The athletic outfielder finished the season with a slash line of .302/.342/.430 with two home runs and two triples through 59 games, all while providing steady defense out in center.

Simply put, he earned his spot on the Phillies, so no way was he going to be left off the postseason roster.

And now that he's finally here, he showed right away that he can be a key piece in pushing the Phillies through. The moment isn't too big.

No nerves. This is what he wanted.

Through team interpreter Diego Ettedgui postgame, Rojas said he had never even played in a playoff game before Tuesday night, not even in the minors, so the 23-year-old kept his approach simple: Just go out there and enjoy it. Play hard, too.

Because from the moment Rojas got to the Phillies' clubhouse following his call-up, he explained, his new teammates had welcomed him with open arms. It made it easy to feel relaxed, he added, and not hard at all to give it your all once you're out there with a group like that. 

Heart and Soul

If Rhys Hoskins somehow joins this postseason run, it won't be until the very end on the condition that the Phillies make it to the World Series.

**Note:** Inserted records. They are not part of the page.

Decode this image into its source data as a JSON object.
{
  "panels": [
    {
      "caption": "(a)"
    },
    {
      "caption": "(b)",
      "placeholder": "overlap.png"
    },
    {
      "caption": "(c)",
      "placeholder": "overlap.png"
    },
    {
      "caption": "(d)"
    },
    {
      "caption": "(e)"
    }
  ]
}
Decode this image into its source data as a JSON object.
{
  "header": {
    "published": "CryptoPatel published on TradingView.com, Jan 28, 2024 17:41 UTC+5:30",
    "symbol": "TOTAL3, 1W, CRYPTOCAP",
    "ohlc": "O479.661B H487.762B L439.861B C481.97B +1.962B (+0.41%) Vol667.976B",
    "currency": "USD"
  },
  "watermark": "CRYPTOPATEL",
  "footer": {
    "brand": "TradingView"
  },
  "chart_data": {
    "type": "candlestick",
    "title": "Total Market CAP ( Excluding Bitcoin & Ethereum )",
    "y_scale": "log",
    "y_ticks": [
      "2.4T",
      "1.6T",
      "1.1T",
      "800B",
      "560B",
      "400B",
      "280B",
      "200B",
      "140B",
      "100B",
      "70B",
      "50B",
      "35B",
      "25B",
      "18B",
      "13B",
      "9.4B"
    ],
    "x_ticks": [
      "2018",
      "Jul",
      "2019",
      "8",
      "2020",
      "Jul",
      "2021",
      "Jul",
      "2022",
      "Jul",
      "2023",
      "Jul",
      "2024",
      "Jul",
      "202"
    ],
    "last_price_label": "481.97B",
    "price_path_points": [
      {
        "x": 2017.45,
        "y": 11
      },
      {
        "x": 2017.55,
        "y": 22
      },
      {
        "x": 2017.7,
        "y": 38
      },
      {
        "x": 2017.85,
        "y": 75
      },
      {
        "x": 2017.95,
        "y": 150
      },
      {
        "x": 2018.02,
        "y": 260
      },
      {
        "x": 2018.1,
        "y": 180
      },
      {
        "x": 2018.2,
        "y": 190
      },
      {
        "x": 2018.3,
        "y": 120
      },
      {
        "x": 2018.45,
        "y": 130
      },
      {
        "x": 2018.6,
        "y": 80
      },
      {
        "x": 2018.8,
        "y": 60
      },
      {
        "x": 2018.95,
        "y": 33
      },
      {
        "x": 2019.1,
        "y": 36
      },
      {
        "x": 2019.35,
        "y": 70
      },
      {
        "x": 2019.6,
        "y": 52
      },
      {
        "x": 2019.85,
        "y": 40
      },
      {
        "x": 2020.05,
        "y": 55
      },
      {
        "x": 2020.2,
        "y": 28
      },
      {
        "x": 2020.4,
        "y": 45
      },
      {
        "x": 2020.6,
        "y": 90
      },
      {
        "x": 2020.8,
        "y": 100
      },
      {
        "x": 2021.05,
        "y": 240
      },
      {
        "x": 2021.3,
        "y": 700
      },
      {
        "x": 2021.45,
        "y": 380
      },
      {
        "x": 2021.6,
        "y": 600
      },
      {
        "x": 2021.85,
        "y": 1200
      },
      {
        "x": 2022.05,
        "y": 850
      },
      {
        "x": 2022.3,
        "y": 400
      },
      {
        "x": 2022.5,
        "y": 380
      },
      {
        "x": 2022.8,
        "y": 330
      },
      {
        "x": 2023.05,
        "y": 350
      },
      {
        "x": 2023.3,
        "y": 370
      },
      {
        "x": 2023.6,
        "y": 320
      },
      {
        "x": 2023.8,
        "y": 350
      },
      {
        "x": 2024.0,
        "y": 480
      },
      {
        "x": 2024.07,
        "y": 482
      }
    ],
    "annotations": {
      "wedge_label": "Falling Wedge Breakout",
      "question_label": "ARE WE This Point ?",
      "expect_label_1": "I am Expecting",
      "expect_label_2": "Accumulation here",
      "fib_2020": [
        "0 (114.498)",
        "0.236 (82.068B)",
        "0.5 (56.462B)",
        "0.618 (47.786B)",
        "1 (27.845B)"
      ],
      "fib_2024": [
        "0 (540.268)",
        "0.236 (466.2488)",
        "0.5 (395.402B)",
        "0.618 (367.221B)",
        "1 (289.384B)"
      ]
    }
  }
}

He left for Clearwater on Wednesday to start taking live batting practice at the team's "Stay Ready" camp to work toward that potential scenario, per's Todd Zolecki, but not before throwing out the first pitch to bless the Phillies' run until then – all with a thunderous roar from the crowd.

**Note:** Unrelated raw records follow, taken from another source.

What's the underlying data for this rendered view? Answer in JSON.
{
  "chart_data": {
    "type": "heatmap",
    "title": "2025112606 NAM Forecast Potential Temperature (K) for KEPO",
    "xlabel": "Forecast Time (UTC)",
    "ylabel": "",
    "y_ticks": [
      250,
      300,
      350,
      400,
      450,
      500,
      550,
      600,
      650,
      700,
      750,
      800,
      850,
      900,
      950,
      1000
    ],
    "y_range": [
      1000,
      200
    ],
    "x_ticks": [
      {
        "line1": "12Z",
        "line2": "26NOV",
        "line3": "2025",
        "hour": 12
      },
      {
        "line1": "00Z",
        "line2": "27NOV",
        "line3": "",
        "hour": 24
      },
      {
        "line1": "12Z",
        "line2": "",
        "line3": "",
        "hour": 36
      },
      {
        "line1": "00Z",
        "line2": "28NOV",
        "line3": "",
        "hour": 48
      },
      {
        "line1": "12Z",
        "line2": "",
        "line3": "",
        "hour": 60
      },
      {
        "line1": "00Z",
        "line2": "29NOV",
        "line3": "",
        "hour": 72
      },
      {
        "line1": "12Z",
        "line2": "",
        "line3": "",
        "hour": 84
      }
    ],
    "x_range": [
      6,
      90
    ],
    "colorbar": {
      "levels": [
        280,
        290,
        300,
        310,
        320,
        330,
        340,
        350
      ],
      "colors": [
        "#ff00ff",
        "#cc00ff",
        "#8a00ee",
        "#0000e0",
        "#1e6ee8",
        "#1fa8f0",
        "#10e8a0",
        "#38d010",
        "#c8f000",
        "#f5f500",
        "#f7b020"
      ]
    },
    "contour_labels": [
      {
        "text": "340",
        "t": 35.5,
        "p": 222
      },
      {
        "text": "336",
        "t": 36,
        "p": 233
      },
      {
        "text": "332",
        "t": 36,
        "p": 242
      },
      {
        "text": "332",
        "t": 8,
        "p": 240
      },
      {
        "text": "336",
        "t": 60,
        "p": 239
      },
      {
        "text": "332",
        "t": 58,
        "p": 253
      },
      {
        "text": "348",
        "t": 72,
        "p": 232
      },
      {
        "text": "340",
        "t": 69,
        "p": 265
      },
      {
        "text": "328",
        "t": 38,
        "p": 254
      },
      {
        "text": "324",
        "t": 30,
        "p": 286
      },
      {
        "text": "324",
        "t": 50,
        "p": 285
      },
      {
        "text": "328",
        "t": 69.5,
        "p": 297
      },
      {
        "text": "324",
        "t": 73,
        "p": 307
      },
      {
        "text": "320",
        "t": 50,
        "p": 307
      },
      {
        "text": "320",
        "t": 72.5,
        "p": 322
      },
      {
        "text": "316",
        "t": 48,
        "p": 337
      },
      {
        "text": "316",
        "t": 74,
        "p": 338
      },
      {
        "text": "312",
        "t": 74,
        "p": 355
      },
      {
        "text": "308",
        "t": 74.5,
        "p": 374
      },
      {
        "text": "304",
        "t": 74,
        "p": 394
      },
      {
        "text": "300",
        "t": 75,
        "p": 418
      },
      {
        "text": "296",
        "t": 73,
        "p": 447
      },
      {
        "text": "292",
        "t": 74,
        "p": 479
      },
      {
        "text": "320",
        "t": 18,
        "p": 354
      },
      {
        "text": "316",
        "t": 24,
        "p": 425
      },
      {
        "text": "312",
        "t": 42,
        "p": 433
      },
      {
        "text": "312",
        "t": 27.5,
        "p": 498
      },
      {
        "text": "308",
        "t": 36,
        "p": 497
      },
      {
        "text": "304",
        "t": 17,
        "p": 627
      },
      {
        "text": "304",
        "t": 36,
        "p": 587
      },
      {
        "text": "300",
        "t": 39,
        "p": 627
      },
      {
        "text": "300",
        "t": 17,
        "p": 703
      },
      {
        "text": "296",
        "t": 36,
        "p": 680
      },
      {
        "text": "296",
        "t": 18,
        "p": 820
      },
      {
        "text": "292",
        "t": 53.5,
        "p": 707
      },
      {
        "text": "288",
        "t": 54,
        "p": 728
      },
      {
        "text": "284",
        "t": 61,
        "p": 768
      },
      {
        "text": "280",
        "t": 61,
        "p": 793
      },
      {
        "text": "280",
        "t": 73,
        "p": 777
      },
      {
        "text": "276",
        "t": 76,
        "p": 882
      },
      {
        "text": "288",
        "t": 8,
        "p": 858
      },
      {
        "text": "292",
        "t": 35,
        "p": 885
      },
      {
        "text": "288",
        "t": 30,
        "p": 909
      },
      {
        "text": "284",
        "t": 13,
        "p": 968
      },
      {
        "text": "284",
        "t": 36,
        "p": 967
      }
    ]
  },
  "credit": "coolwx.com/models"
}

"Emotional, man, I was fighting back – trying not to cry," Castellanos said of Hoskins' one last moment in front of the Philly faithful (via KYW's Dave Uram). "He symbolizes Philadelphia honestly more than any of the signees that have come here after the fact. He's born and raised in this organization, and as here when the team wasn't winning, and was here all the way up through last year. So for him to go down with an ACL injury the way he did...I mean, I wore 17 on my hat all year for that fact, so for him to be able to go out there and get love from this city and this organization, I was perfect."